Já Silviano Santiago se inspirou em Cai a tarde. Seu drama se desenrola do Leme ao Leblon, na Zona Sul tão cara a Tom. O protagonista, boêmio dado às letras, puxa angústia temperada pela culpa; a ex-mulher, moça bem de vida, despachou-o de seu apê. “Vento sopra vento/ Levantando a poeirada pelo chão/ Vento sopra vento/ Sopra dentro do meu coração”, canta Jobim. Entre baratas, pernilongos e spray mata-insetos, o anti-herói de Silviano vê a velhice chegar tentando expurgar o remorso. “Cai a tarde no meu espírito”, conforma-se.


Três Ângelas – a autora (Angela Dutra de Menezes), a moça da canção e a personagem do conto – veem-se confinadas em um avião.

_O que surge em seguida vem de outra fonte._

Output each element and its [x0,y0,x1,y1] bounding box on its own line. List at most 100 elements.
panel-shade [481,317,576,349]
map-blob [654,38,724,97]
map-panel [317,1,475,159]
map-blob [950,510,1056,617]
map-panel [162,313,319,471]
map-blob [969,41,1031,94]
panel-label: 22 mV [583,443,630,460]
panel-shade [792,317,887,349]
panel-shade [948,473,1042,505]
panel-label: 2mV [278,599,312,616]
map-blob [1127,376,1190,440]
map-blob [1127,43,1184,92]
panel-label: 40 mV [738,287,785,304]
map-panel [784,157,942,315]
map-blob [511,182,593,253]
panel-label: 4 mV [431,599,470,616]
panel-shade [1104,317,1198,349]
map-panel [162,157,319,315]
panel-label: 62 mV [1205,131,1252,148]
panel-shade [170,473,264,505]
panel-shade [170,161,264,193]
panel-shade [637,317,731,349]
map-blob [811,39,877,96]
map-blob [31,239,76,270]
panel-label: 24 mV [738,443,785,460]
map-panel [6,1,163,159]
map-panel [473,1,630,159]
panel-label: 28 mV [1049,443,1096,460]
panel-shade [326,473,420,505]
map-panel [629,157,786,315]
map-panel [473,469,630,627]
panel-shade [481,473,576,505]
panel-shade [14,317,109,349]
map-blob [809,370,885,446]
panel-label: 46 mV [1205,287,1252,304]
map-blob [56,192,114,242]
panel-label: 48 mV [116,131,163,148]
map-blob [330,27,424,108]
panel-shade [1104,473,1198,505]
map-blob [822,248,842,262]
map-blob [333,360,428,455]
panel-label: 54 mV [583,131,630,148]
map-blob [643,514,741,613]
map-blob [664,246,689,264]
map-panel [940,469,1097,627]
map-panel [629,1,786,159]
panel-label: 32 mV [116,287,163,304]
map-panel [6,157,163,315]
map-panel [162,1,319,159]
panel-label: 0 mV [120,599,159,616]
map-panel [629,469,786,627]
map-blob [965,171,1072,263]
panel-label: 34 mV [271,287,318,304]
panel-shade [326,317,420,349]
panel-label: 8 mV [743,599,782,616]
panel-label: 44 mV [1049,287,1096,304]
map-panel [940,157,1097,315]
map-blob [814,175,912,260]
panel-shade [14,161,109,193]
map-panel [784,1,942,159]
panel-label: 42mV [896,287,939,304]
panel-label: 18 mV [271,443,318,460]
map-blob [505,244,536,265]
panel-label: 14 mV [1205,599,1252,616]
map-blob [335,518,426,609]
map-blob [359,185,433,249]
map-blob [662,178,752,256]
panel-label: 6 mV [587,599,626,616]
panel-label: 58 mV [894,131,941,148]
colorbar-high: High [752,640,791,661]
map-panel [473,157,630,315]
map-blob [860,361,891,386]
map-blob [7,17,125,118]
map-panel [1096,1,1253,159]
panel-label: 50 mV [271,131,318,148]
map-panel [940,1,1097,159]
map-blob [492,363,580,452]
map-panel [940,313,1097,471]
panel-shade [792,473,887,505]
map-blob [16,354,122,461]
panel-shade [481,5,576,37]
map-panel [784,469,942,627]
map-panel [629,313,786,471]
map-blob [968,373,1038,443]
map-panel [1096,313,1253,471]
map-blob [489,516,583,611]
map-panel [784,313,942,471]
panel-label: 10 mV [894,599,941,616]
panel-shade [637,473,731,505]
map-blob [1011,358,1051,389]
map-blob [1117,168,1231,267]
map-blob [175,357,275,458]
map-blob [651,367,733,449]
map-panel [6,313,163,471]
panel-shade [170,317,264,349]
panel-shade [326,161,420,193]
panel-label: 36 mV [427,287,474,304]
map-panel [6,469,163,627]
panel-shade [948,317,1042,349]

A turbina avariada deflagra pesadelo, terror e epifania, enquanto certa noite de raios ilumina vida e morte.


Outras musas de Tom ganham páginas de Suzana Fuentes (Ana Luiza) e Mirna Brasil Portella (Lígia). Wave (assinado por Adelice Souza), Você vai ver (Antônio Carlos Viana), Vivo sonhando (Danielle Schlossarek), Passarim (Marilia Arnaud) e Samba de Maria Luiza (Carlos Henrique Schroeder) são “contos-canção” do livro.

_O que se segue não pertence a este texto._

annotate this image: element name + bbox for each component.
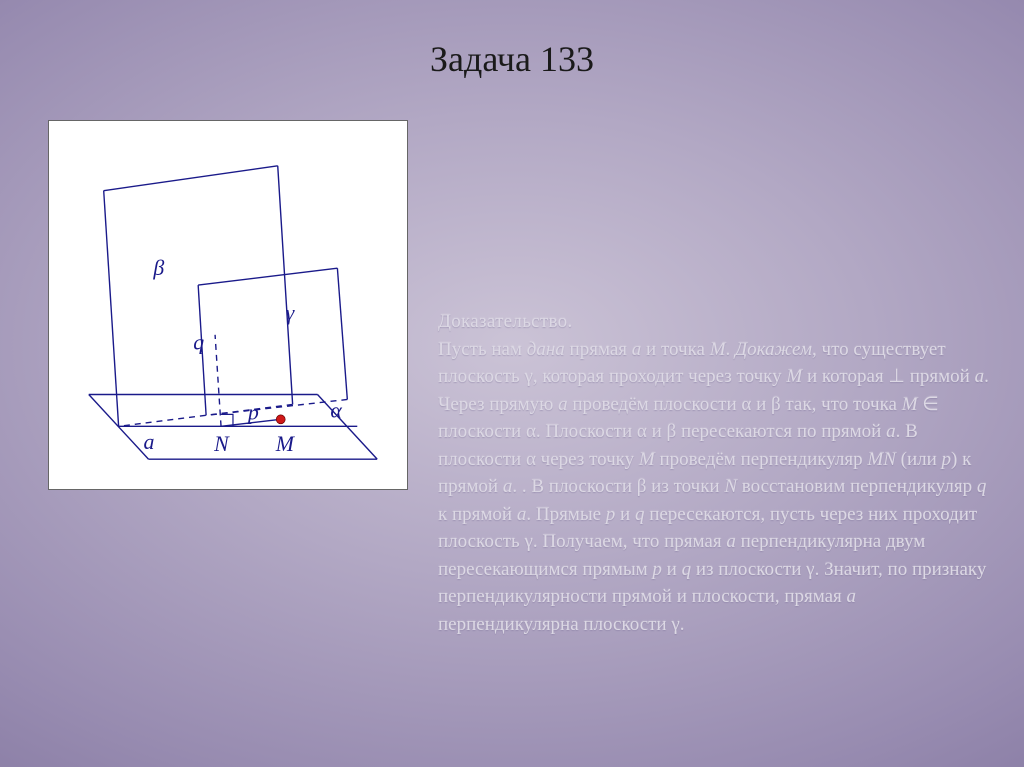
proof-body: Пусть нам дана прямая a и точка M. Докаж… — [438, 336, 998, 639]
proof-heading: Доказательство. — [438, 308, 998, 336]
page-title: Задача 133 — [0, 38, 1024, 80]
svg-text:q: q — [193, 331, 204, 355]
proof-text: Доказательство. Пусть нам дана прямая a … — [438, 308, 998, 639]
svg-text:M: M — [275, 432, 296, 456]
svg-text:N: N — [213, 432, 230, 456]
geometry-figure: β γ α q p a N M — [48, 120, 408, 490]
svg-text:a: a — [143, 430, 154, 454]
svg-text:α: α — [330, 398, 342, 422]
svg-text:p: p — [246, 400, 259, 424]
geometry-svg: β γ α q p a N M — [49, 121, 407, 489]
svg-text:β: β — [152, 256, 164, 280]
svg-text:γ: γ — [286, 301, 296, 325]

Coube a Vinícius Jatobá a tarefa de fechar o verão – e o volume – com Águas de março. Considerado pela revista inglesa Granta um dos 20 jovens destaques da literatura brasileira, Vinicius dá cabo da missão em pouco menos de duas páginas, rápido como aqueles torós destruidores: são 32 linhas e um único parágrafo, sob o “generoso azul do sol”.

 

VOU TE CONTAR
20 HISTÓRIAS AO
SOM DE TOM JOBIM
Org: Celina Portocarrero
Editora Rocco, 208 páginas, R$ 34,50

 

TRECHOS

. FOTOGRAFIA
“Aquele gosto forte e uma súbita tontura: pensou que fosse levitar mas não. A primeira tragada desceu aquecendo os pulmões, e lá se vão cinco anos sem fumar, e agora, justo agora, justo hoje, reatou o vício que tanto custou deixar. Os táxis passavam: vermelhos, amarelos, brancos. O aeroporto cheio, de fantasmas, de gente afundada em celulares, tablets. A fumaça subia, leve, dançando; obviamente a parte mais feliz de todo o ciclo. Olhou para o cigarro e teve mais uma vez a certeza de que era um homem estúpido (...) Mas fumar é bom, ele pensou. Alegre e tonto, fumar é bom, mas logo lembrou que estava no aeroporto e quem estava esperando, e um calafrio fez com que ele desse umas cinco tragadas consecutivas. E ficou mais tonto, e começou bater fotos compulsivamente com seu iPhone: da fila de táxis, das cores, de rodas sem calotas, do meio-fio e até de umas bundas que passaram tão insinuantes que... Ele teria que apagar essas fotos.”
. De Carlos Henrique Schroeder

 

. AS PRAIAS DESERTAS
“E vim mais cedo porque queria ver a sua chegada. A calça social dobrada na barra das pernas, uma camisa polo de cor escura, talvez marrom, os óculos redondos de armação tartaruga. Nos pés, tênis usados ainda dignos. Imagino esse desenho recortado de um fundo azul, sua pressa em deixar para trás a paisagem, o movimento só no primeiro plano, sem perspectiva. Você.
O mar está calmo, bom de tomar banho, dá para ver daqui. Na frente do banco de areia há uma daquelas piscininhas onde as crianças gostam de brincar e fazer xixi. Quando eu era menina, caçava siris ali. Meu pai ensinou a usar o puçá. A gente entra na água sem fazer barulho e fica de olho nas manchas pretas que sobressaem na areia, por contraste. Quando acha, basta um golpe rápido.”